Engineers employed several strategies to conserve power while keeping their probes operating, such as equipping their computers with only 69kilobytes of memory – less than the storage capacity of modern smartphones.

Voyager 1 recently passed the edge of our solar system’s heliosphere into interstellar space – filled with material released by dying stars ejected into interstellar space by Voyagers 1 and 2. Voyagers carried 12-inch golden phonograph records featuring pictures and sounds of Earth as well as some Chuck Berry music as a time capsule intended for any alien civilization that might find the probes. Voyagers also contained 12-inch golden records containing pictures and sounds from Earth for any potential alien civilization who might recover the probes; Voyagers 1 recently passed beyond this edge into interstellar space filled with debris ejected from dying stars as it made its way past our solar system’s heliosphere; carrying 12-inch golden records with photos and sounds recorded audio from Earth to playback any alien civilization who might find our probes! Voyager 1 has recently passed beyond our solar system into interstellar space, filled with material being released by dying stars as material from dying stars has begun spilling out into interstellar space filled with material being expelled outward from our solar system’s heliosphere into interstellar space filled with material expelled outward by dying stars dying stars dying outward from planets’ heliosphere into interstellar space.

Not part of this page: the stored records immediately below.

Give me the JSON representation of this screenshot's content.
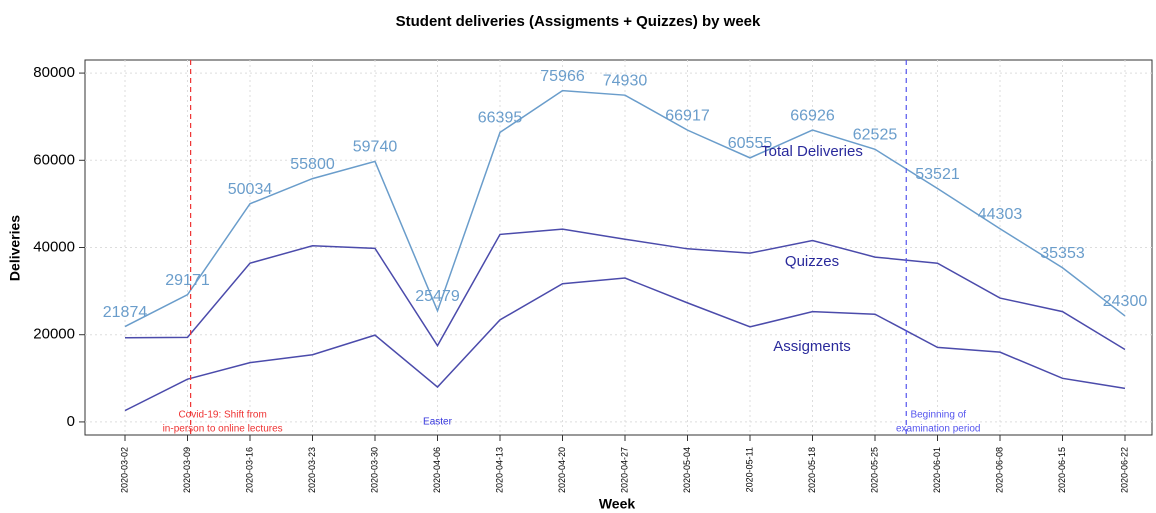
{
  "chart_data": {
    "type": "line",
    "title": "Student deliveries (Assigments + Quizzes) by week",
    "x_label": "Week",
    "y_label": "Deliveries",
    "categories": [
      "2020-03-02",
      "2020-03-09",
      "2020-03-16",
      "2020-03-23",
      "2020-03-30",
      "2020-04-06",
      "2020-04-13",
      "2020-04-20",
      "2020-04-27",
      "2020-05-04",
      "2020-05-11",
      "2020-05-18",
      "2020-05-25",
      "2020-06-01",
      "2020-06-08",
      "2020-06-15",
      "2020-06-22"
    ],
    "series": [
      {
        "name": "Total Deliveries",
        "color": "#6a9dcb",
        "show_values": true,
        "values": [
          21874,
          29171,
          50034,
          55800,
          59740,
          25479,
          66395,
          75966,
          74930,
          66917,
          60555,
          66926,
          62525,
          53521,
          44303,
          35353,
          24300
        ]
      },
      {
        "name": "Quizzes",
        "color": "#4b4bab",
        "show_values": false,
        "values": [
          19300,
          19400,
          36400,
          40400,
          39800,
          17500,
          43000,
          44200,
          41900,
          39700,
          38700,
          41600,
          37800,
          36400,
          28400,
          25300,
          16600
        ]
      },
      {
        "name": "Assigments",
        "color": "#4b4bab",
        "show_values": false,
        "values": [
          2600,
          9800,
          13600,
          15400,
          19900,
          8000,
          23400,
          31700,
          33000,
          27300,
          21800,
          25300,
          24700,
          17100,
          16000,
          10000,
          7700
        ]
      }
    ],
    "ylim": [
      -3000,
      83000
    ],
    "yticks": [
      0,
      20000,
      40000,
      60000,
      80000
    ],
    "grid": true,
    "vlines": [
      {
        "x": 1.05,
        "color": "#ee3333",
        "label": [
          "Covid-19: Shift from",
          "in-person to online lectures"
        ]
      },
      {
        "x": 12.5,
        "color": "#5555ee",
        "label": [
          "Beginning of",
          "examination period"
        ]
      }
    ],
    "annotations": [
      {
        "x": 5,
        "color": "#3333dd",
        "label": [
          "Easter"
        ]
      }
    ]
  }
}
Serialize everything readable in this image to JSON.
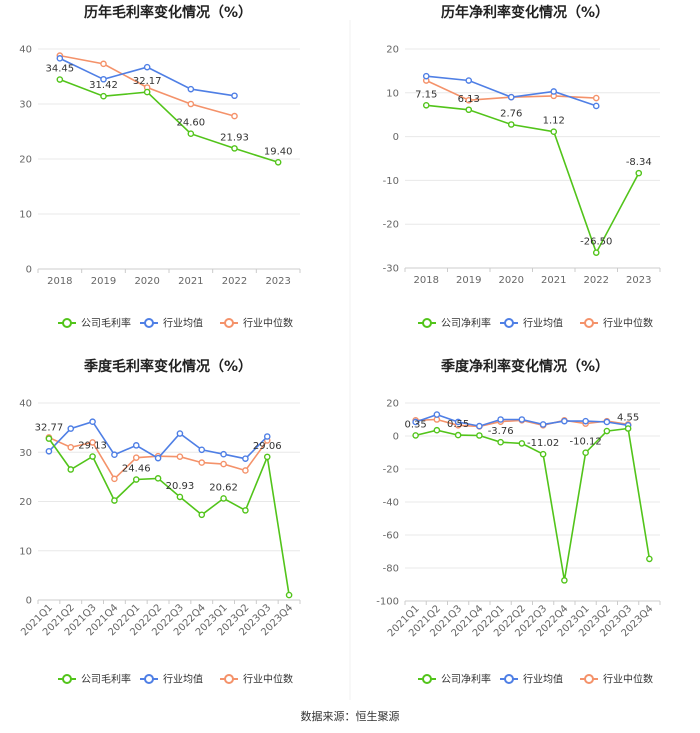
{
  "source": "数据来源：恒生聚源",
  "colors": {
    "company": "#52c41a",
    "avg": "#4f7fe5",
    "median": "#f4926a",
    "grid": "#e8e8e8",
    "axis": "#cccccc"
  },
  "chart_data": [
    {
      "type": "line",
      "title": "历年毛利率变化情况（%）",
      "categories": [
        "2018",
        "2019",
        "2020",
        "2021",
        "2022",
        "2023"
      ],
      "ylim": [
        0,
        40
      ],
      "yticks": [
        0,
        10,
        20,
        30,
        40
      ],
      "series": [
        {
          "name": "公司毛利率",
          "key": "company",
          "values": [
            34.45,
            31.42,
            32.17,
            24.6,
            21.93,
            19.4
          ],
          "labels": [
            "34.45",
            "31.42",
            "32.17",
            "24.60",
            "21.93",
            "19.40"
          ]
        },
        {
          "name": "行业均值",
          "key": "avg",
          "values": [
            38.3,
            34.5,
            36.7,
            32.7,
            31.5,
            null
          ]
        },
        {
          "name": "行业中位数",
          "key": "median",
          "values": [
            38.8,
            37.3,
            33.0,
            30.0,
            27.8,
            null
          ]
        }
      ]
    },
    {
      "type": "line",
      "title": "历年净利率变化情况（%）",
      "categories": [
        "2018",
        "2019",
        "2020",
        "2021",
        "2022",
        "2023"
      ],
      "ylim": [
        -30,
        20
      ],
      "yticks": [
        -30,
        -20,
        -10,
        0,
        10,
        20
      ],
      "series": [
        {
          "name": "公司净利率",
          "key": "company",
          "values": [
            7.15,
            6.13,
            2.76,
            1.12,
            -26.5,
            -8.34
          ],
          "labels": [
            "7.15",
            "6.13",
            "2.76",
            "1.12",
            "-26.50",
            "-8.34"
          ]
        },
        {
          "name": "行业均值",
          "key": "avg",
          "values": [
            13.8,
            12.8,
            9.0,
            10.3,
            7.0,
            null
          ]
        },
        {
          "name": "行业中位数",
          "key": "median",
          "values": [
            12.8,
            8.3,
            9.0,
            9.3,
            8.8,
            null
          ]
        }
      ]
    },
    {
      "type": "line",
      "title": "季度毛利率变化情况（%）",
      "categories": [
        "2021Q1",
        "2021Q2",
        "2021Q3",
        "2021Q4",
        "2022Q1",
        "2022Q2",
        "2022Q3",
        "2022Q4",
        "2023Q1",
        "2023Q2",
        "2023Q3",
        "2023Q4"
      ],
      "ylim": [
        0,
        40
      ],
      "yticks": [
        0,
        10,
        20,
        30,
        40
      ],
      "series": [
        {
          "name": "公司毛利率",
          "key": "company",
          "values": [
            32.77,
            26.5,
            29.13,
            20.2,
            24.46,
            24.7,
            20.93,
            17.3,
            20.62,
            18.2,
            29.06,
            1.0
          ],
          "labels": [
            "32.77",
            "",
            "29.13",
            "",
            "24.46",
            "",
            "20.93",
            "",
            "20.62",
            "",
            "29.06",
            ""
          ]
        },
        {
          "name": "行业均值",
          "key": "avg",
          "values": [
            30.2,
            34.8,
            36.2,
            29.5,
            31.4,
            28.8,
            33.8,
            30.5,
            29.6,
            28.7,
            33.2,
            null
          ]
        },
        {
          "name": "行业中位数",
          "key": "median",
          "values": [
            33.0,
            31.0,
            32.0,
            24.6,
            28.9,
            29.2,
            29.1,
            27.9,
            27.6,
            26.3,
            32.4,
            null
          ]
        }
      ]
    },
    {
      "type": "line",
      "title": "季度净利率变化情况（%）",
      "categories": [
        "2021Q1",
        "2021Q2",
        "2021Q3",
        "2021Q4",
        "2022Q1",
        "2022Q2",
        "2022Q3",
        "2022Q4",
        "2023Q1",
        "2023Q2",
        "2023Q3",
        "2023Q4"
      ],
      "ylim": [
        -100,
        20
      ],
      "yticks": [
        -100,
        -80,
        -60,
        -40,
        -20,
        0,
        20
      ],
      "series": [
        {
          "name": "公司净利率",
          "key": "company",
          "values": [
            0.35,
            3.5,
            0.55,
            0.3,
            -3.76,
            -4.5,
            -11.02,
            -87.5,
            -10.12,
            3.0,
            4.55,
            -74.5
          ],
          "labels": [
            "0.35",
            "",
            "0.55",
            "",
            "-3.76",
            "",
            "-11.02",
            "",
            "-10.12",
            "",
            "4.55",
            ""
          ]
        },
        {
          "name": "行业均值",
          "key": "avg",
          "values": [
            8.5,
            13.0,
            8.5,
            6.0,
            10.0,
            10.0,
            7.0,
            9.0,
            9.0,
            8.5,
            6.5,
            null
          ]
        },
        {
          "name": "行业中位数",
          "key": "median",
          "values": [
            9.5,
            10.0,
            6.5,
            5.8,
            8.7,
            9.5,
            6.5,
            9.5,
            7.5,
            9.0,
            7.0,
            null
          ]
        }
      ]
    }
  ],
  "legends": [
    [
      "公司毛利率",
      "行业均值",
      "行业中位数"
    ],
    [
      "公司净利率",
      "行业均值",
      "行业中位数"
    ],
    [
      "公司毛利率",
      "行业均值",
      "行业中位数"
    ],
    [
      "公司净利率",
      "行业均值",
      "行业中位数"
    ]
  ]
}
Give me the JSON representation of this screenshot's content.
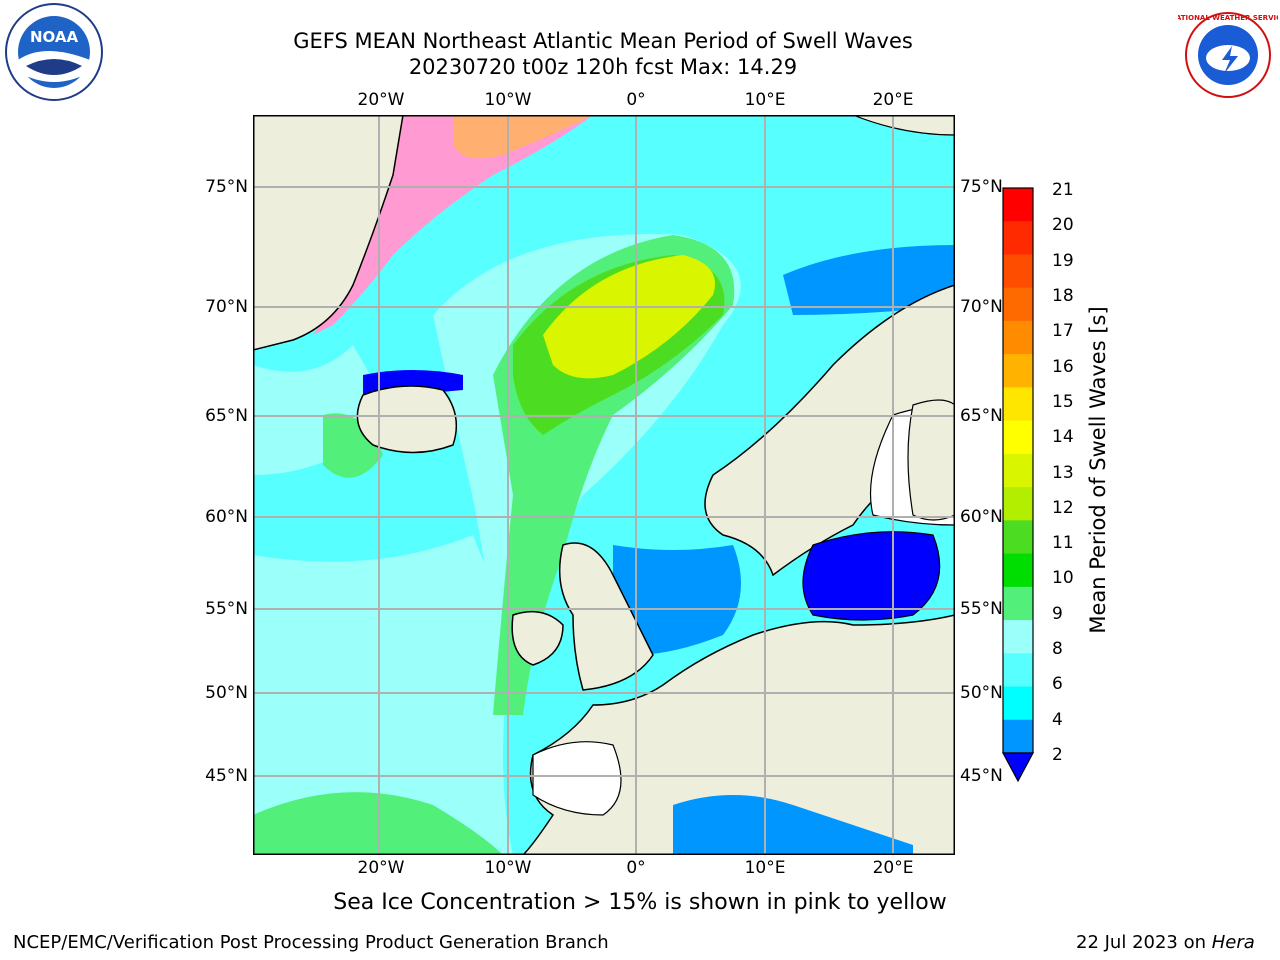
{
  "header": {
    "title_line1": "GEFS MEAN Northeast Atlantic Mean Period of Swell Waves",
    "title_line2": "20230720 t00z 120h fcst   Max: 14.29"
  },
  "logos": {
    "left_text": "NOAA",
    "right_text": "NATIONAL WEATHER SERVICE"
  },
  "map": {
    "lon_labels": [
      "20°W",
      "10°W",
      "0°",
      "10°E",
      "20°E"
    ],
    "lat_labels": [
      "75°N",
      "70°N",
      "65°N",
      "60°N",
      "55°N",
      "50°N",
      "45°N"
    ]
  },
  "colorbar": {
    "label": "Mean Period of Swell Waves [s]",
    "ticks": [
      "21",
      "20",
      "19",
      "18",
      "17",
      "16",
      "15",
      "14",
      "13",
      "12",
      "11",
      "10",
      "9",
      "8",
      "6",
      "4",
      "2"
    ],
    "colors": [
      "#ff0000",
      "#ff2a00",
      "#ff4d00",
      "#ff6a00",
      "#ff8c00",
      "#ffb300",
      "#ffe600",
      "#ffff00",
      "#d9f500",
      "#b3ee00",
      "#4cdd22",
      "#00dd00",
      "#52f07a",
      "#9bfffa",
      "#58ffff",
      "#00ffff",
      "#0096ff",
      "#0000ff"
    ]
  },
  "caption": "Sea Ice Concentration > 15% is shown in pink to yellow",
  "footer": {
    "left": "NCEP/EMC/Verification Post Processing Product Generation Branch",
    "right_date": "22 Jul 2023 on ",
    "right_machine": "Hera"
  }
}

Voyager spacecraft are currently at the edges of our solar system and moving through an interstellar bubble, having spent 45 years exploring space. Their journey represents more human-made objects being deployed into space.

Voyager 1 and 2’s instruments are still operational, although their power reserves have gradually diminished over time. NASA plans to turn off non-essential science instruments by 2025 in order to conserve energy.

Both Voyagers carry golden records that contain images and diagrams from Earth as well as sound clips ranging from whale calls to Chuck Berry music and greetings from 55 languages – these records serve as cosmic messages for extraterrestrial life that might discover them! Learn more about JPL’s Voyager site.


As Voyagers made their journey beyond our solar system, scientists realized they wouldn’t be able to call back home. To ensure their messages would reach extraterrestrials, scientists created two Golden Records on each Voyager that included sounds from Earth (ranging from whale calls to Chuck Berry music) as well as 55 different greetings in 55 languages.

Once they reached Saturn, Voyagers 1 and 2 separated; Voyager 1 flew through Saturn’s rings discovering new moons while Voyager 2 hurtled past Titan and onto Uranus and Neptune before turning north and entering outer edge of our heliosphere, while Voyager 2 continued south into interstellar space.

Voyager 1 and Voyager 2 have now ventured more than 40 billion miles away from Earth, or 125 light years. Though no longer communicating directly with their home planet, the two Voyagers continue gathering data about this region which contains debris from dying stars.